The government’s decision to close furnace oil based power plants did not do the PSX any favours last week, but of late politics more than business has cast a dark cloud over Mr Market. With no more corporate earnings or announcements due till next quarter – and the last one not disappointing in terms of inviting investment, especially the cherished foreign type – a healthy, steady ride was expected for our new ‘emerging market’. But just then the fortunes of Nawaz Sharif and Ishaq Dar – especially ‘breaking news’ about whether or not they would attend court, follow their cases, etc – put a brick wall right in front of it.

Considering the following rout from the point of view of foreign investors in financial hubs like London, Hong Kong and Dubai, the hot money beehive for the exit door is not hard to understand. They parked their money in his new emerging market – region’s best performing for last year? – after due diligence and vetting books of listed companies, with the hope of good returns, at least. That political events, that too concerning an ousted prime minister’s alleged corruption, pulled the rug from under the market so easily means investments here are just not safe.

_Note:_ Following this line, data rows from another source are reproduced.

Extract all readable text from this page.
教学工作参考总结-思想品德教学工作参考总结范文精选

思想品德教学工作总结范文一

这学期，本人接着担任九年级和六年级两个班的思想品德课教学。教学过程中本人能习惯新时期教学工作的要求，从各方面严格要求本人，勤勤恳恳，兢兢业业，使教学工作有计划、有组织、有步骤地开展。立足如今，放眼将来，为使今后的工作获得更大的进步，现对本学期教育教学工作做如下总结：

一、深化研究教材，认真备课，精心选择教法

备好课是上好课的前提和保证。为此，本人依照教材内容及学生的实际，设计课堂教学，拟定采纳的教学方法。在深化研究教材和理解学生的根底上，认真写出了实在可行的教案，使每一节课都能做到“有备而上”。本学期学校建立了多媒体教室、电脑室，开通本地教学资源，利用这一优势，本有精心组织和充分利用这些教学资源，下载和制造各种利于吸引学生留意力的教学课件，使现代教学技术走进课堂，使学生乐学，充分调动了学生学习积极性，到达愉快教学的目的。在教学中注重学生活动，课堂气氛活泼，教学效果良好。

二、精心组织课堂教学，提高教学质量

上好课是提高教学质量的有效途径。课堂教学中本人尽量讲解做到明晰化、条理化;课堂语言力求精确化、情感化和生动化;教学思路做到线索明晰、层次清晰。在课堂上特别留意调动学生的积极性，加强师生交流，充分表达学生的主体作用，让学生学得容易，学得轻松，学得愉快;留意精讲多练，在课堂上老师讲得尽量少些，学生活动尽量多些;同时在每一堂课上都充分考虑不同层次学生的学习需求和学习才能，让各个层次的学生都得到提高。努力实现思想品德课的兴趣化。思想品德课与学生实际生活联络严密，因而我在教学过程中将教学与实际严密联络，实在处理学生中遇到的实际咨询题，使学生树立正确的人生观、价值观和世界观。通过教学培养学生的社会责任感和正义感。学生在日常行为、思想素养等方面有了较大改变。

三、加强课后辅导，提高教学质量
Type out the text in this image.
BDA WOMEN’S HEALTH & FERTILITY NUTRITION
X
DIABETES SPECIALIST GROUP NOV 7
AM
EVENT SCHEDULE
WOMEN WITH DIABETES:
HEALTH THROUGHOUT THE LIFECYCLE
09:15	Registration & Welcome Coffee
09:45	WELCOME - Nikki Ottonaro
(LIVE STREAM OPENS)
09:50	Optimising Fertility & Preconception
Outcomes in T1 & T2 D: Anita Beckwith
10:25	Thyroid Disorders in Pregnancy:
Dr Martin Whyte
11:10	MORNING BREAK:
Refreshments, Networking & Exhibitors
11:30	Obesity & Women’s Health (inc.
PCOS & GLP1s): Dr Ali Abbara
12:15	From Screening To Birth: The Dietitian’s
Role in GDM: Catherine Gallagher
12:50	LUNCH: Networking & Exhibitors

Now, with the Islamabad protest so badly handled, more bad political news will send yet more shockwaves through financial markets. Not everybody important in Islamabad has time to notice – considering how they are busy revolving around the former PM – but we already do poorly in terms of earnings and the government functions, primarily, on debt. It wasn’t bad enough that it could not breathe life into the real economy. Now its actions are also compromising foreign investment in the capital market, eroding years of steady progress. The only way of handling the overlap between politics and markets, eventually, is bringing more maturity into politics.